The Mannigham Council, northeast of Melbourne, will be the latest to apply a 24 hour curfew to domestic cats when new rules come into force in April 2024.
The trend in recent years to restrict cat freedom is mainly driven by :
- a desire to protect native birds and small animals from cat predation
- neighbour complaints such as noise, damage to property and fouling of gardens and play areas
- concerns for the health of free-roaming cats which have a shorter lifespan and greater exposure to disease.
The 2022 report, Australian Government response to the House of Representatives Standing Committee on the Environment and Energy report: Tackling the feral cat pandemic also provided a new impetus to the control of domestic cats. It reported that they were a significant contributor to wildlife loss and recommended curfew and containment programs.(1)

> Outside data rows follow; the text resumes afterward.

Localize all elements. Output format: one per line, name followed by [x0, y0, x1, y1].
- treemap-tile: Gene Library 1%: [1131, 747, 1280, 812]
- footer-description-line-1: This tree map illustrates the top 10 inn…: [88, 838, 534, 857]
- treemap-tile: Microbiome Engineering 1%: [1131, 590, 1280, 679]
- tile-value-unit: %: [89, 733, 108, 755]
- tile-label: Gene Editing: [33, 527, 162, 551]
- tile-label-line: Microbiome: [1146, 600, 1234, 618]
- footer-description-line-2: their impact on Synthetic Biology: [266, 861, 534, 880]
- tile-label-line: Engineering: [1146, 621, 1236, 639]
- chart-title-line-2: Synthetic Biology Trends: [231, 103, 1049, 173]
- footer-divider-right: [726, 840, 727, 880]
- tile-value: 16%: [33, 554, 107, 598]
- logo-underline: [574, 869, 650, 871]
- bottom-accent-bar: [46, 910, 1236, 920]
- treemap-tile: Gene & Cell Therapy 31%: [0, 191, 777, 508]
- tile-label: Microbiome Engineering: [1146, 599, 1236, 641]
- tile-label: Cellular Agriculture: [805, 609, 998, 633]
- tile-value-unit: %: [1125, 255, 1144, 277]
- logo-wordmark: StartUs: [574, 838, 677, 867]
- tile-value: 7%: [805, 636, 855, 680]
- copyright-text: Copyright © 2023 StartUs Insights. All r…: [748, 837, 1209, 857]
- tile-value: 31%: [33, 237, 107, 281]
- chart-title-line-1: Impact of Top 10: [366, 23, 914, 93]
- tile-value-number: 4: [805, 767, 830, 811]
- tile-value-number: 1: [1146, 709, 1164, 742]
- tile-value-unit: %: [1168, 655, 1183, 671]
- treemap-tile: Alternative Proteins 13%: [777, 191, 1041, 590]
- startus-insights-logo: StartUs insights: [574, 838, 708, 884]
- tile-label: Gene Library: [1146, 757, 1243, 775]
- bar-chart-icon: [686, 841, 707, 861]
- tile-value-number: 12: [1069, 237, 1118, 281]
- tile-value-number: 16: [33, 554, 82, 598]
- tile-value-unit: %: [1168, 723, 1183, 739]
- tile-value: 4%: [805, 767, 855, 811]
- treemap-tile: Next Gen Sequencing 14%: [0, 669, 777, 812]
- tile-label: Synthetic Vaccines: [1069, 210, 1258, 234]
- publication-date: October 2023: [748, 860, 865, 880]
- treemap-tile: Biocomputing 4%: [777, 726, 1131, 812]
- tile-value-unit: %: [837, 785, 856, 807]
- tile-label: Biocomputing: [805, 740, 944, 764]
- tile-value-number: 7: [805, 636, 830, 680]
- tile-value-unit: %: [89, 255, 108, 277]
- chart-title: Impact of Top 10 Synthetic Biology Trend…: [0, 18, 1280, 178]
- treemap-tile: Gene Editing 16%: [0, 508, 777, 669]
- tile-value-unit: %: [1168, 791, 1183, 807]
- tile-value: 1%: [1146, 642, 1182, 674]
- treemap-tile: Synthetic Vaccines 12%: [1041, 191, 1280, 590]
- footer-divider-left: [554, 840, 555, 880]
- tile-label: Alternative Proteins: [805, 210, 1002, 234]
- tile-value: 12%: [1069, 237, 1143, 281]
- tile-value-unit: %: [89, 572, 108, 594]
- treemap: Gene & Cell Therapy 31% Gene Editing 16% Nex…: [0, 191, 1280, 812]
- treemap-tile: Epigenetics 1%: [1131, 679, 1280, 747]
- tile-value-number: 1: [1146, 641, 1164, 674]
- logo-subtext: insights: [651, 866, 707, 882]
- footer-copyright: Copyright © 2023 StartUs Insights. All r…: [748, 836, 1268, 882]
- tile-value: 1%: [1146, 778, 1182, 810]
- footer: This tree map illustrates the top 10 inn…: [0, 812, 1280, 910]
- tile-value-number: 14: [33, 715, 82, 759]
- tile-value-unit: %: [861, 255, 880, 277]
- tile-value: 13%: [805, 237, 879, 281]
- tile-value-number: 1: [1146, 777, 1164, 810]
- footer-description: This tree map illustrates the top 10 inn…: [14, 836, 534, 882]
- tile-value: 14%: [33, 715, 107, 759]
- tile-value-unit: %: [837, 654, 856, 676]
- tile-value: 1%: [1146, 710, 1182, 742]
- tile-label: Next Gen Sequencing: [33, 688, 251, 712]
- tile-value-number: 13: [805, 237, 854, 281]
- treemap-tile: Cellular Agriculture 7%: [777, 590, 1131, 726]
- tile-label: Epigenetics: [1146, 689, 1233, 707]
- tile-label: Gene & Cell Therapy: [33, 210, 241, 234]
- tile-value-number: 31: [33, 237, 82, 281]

Action from local governments have been mixed. While micro-chipping is almost universal and registration is common, regulations to contain cats within household boundaries apply in only about one-quarter of councils.
State governments have also failed to pass legislation that supports the adoption of curfews. While some States are keen to get on, others, notably Queensland, are badly lagging.
When it applies its 24 hour curfew, Manningham will join, for example, the ACT, Adelaide Hills Council (SA), Knox City Council (VIC), Bruny Island (TAS) and Kangaroo Island (SA).
About one-third of owners already contain their cats full time but resistance by other cats owners can be strong. Cats have traditionally been an easy option for pet ownership, sometimes just feed and forget. The extra thought and expense required to contain cats and then provide the necessary stimulation and exercise to keep them healthy can be a major change.
The Manningham Council will be attempting to bring the community along with it.
“We will be focused on community awareness and education on the benefits of cat confinement prior to and during the amnesty period before moving towards compliance and enforcement” said Manningham Mayor, Councillor Carli Lange.
As well as an extended amnesty and review period, the Council is engaging in an extensive information campaign and providing web resources for cat owners facing the transition.
Hopefully we can look to to a future where care for our cats can live alongside our care for native animals.
If you’d like to read more, check out The management of cats by local governments in Australia: summary of national survey results
(1) CSIRO research reports that, on average, each roaming, hunting pet cat in Australia kills 40 native reptiles, 38 native birds and 32 native mammals per year.